Single-image dehazing methods that extensively utilize prior knowledge have emerged. A patch-based dark channel prior (DCP) [
11] method proposed by He et al. is one of the representative prior methods. Based on the assumption that hazy images may have extremely low intensity in at least one color channel, DCP uses an atmospheric scattering model for haze removal. Pixel-based dehazing methods [
37,
38] provide another solution to estimate the transmission map; however, pixel-based dehazing methods may result in insufficient information and an inability to estimate transmission maps. In addition, a method for establishing a linear model based on local prior images was proposed by Zhu et al. [
18] to restore depth information. Although prior-based methods have achieved good results, the existence of priors is conditional. These hand-crafted priors are only applicable to specific cases and may not be applicable in changing scenarios.

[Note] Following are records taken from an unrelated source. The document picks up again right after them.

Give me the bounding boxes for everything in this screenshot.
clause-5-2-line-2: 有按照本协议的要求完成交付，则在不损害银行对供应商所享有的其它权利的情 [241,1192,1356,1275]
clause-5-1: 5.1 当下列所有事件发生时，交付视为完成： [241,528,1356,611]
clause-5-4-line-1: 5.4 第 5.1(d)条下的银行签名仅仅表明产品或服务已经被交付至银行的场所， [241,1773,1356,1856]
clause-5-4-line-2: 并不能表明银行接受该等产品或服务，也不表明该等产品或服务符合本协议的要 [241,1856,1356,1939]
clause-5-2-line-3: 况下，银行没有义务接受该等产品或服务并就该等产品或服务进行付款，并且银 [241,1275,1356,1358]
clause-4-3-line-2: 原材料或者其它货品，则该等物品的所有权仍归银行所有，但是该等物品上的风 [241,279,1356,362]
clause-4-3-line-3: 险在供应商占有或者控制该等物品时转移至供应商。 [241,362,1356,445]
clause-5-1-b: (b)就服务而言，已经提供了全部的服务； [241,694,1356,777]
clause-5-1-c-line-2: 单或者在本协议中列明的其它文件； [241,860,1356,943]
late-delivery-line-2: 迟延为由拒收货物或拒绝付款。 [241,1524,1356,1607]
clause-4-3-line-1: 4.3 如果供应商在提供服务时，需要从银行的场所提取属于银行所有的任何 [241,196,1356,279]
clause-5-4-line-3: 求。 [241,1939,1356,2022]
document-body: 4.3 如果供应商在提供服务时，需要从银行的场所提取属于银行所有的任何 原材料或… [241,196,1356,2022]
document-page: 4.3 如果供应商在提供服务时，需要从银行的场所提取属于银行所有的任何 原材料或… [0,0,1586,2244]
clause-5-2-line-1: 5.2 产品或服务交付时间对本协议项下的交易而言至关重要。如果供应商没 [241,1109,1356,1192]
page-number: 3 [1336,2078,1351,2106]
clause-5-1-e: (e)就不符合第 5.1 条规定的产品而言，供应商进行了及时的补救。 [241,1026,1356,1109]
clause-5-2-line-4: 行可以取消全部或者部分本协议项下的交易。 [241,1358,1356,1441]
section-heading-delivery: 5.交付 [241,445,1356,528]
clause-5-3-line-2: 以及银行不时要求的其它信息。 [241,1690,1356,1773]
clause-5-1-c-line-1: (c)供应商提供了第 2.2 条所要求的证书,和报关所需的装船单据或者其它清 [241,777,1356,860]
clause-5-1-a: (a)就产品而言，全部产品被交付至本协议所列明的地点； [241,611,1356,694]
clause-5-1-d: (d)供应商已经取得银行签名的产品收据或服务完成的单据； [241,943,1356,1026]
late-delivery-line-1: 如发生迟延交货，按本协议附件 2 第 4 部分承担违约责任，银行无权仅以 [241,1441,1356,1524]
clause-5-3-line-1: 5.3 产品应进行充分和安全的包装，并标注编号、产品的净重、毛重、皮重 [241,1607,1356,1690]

The human brain is able to quickly distinguish hazy regions in natural images without other information, and convolutional neural networks have been inspired by this to be applied in image dehazing. These learning-based methods demonstrate extremely strong capabilities in dehazing. For example, Cai et al. [
31] proposed Dehaze-Net, which is a trainable end-to-end network consisting of four parts: feature extraction; multiscale mapping; local extremum; and nonlinear regression. It is used to estimate the transmission map, and then the output transmission map is restored to a clean image through an atmospheric scattering model. Ren et al. [
39] further proposed a multiscale convolutional neural network (MSCNN) for estimating scene transmission maps. Qin et al. [
36] proposed an end-to-end feature fusion attention network (FFA-Net) to directly recover clean images, taking into account different weighted information. Due to the difficulty in obtaining paired clean images and hazy images in nature, Li et al. [
40] studied the implementation of image dehazing without training on real clean image sets on the ground. These learning-based methods have achieved good performance in dehazing and are more widely used in image dehazing.
5. Conclusions
We proposed a novel end-to-end adaptive enhancement dehazing network, called IFE-Net, to address the challenge of single-image dehazing. IFE-Net consists of a multiscale feature extraction block, an attention mechanism (AM) module, and a bilateral constrained rectifier linear unit (BCReLU). Considering the cumulative errors that may arise from estimating atmospheric light and transmission maps separately, IFE-Net estimates a parameter that is unified by both. Its novel network design effectively performs feature extraction. In addition, we designed an attention mechanism (AM) module to address the varying importance of information in different regions. The importance of BCReLU in image restoration was also demonstrated through experiments. We compared IFE-Net with other dehazing methods using PSNR and SSIM, and the results show that IFE-Net achieved good scores for both indicators. At the same time, we used subjective criteria to analyze the results obtained via different methods on natural hazy images. Our conclusion is that the proposed IFE-Net combines feature extraction blocks, attention mechanism, and a BCReLU activation function, making it significantly effective in natural and synthetic image dehazing. Although our IFE-Net has a simple structure, it shows strong capabilities in haze removal. The experimental results confirm the superiority and efficiency of IFE-Net. At present, IFE-Net has achieved good results in dehazing, and another promising area for our future research is to apply it to image enhancement algorithms.